Mina’s perfection as a woman is further emphasized as the story progresses. As literary critic Carol Senf states, “the second half of Dracula… shifts from the presentation of women as vampires to focus on a woman who is the antithesis of these destructive creatures” (34). Even after Mina is turned into a vampire, she continues to fulfill her established roles as a woman and act in ways that will benefit the men around her. For instance, Mina allows Van Helsing to hypnotize her as much as he might need in order to obtain information about the ringleader of the vampires. She also tells the men not to discuss their plans in front of her in fear of them getting back to Dracula, as much as it pains her to not know what the men are doing. Mina even goes as far as to make the men promise to kill her before she can betray them (Stevenson 139). As a model of domestic propriety, Mina rejects openness and the pursuit of her own desires, preferring instead to be dutiful and deferential towards the band of men (Senf 36). Although her physical body is tainted and scarred both from Dracula’s bites and the Host touching her forehead, Mina’s soul remains pure. It is this that sets her apart from the other vampire women. Because of her embodiment of the perfect woman of the time, Mina escapes the fate of the other women and even is able to take part in the destruction of Dracula.
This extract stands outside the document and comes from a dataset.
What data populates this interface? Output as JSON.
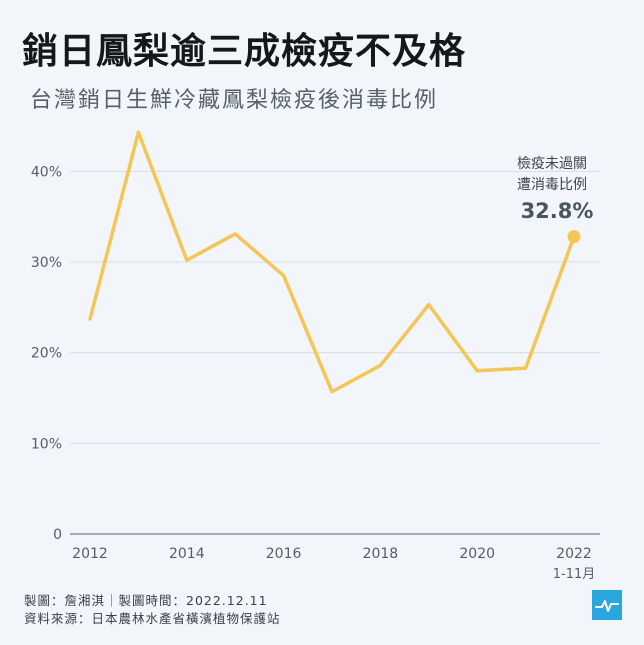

At the time Dracula was written, women were expected to follow their traditional Victorian gender roles, and Bram Stoker shows that straying from societal gender roles results in the destruction of a woman’s character. The three vampire women and Lucy become sexual, rebellious, and in turn evil creatures, and consequently they have all been destroyed by the end of the novel. Mina, on the other hand, adheres to conventional gender roles of the time period, and because of this she ends the novel alive and well. Evidently, not following traditional societal gender roles leads to the destruction of women’s characters in this novel.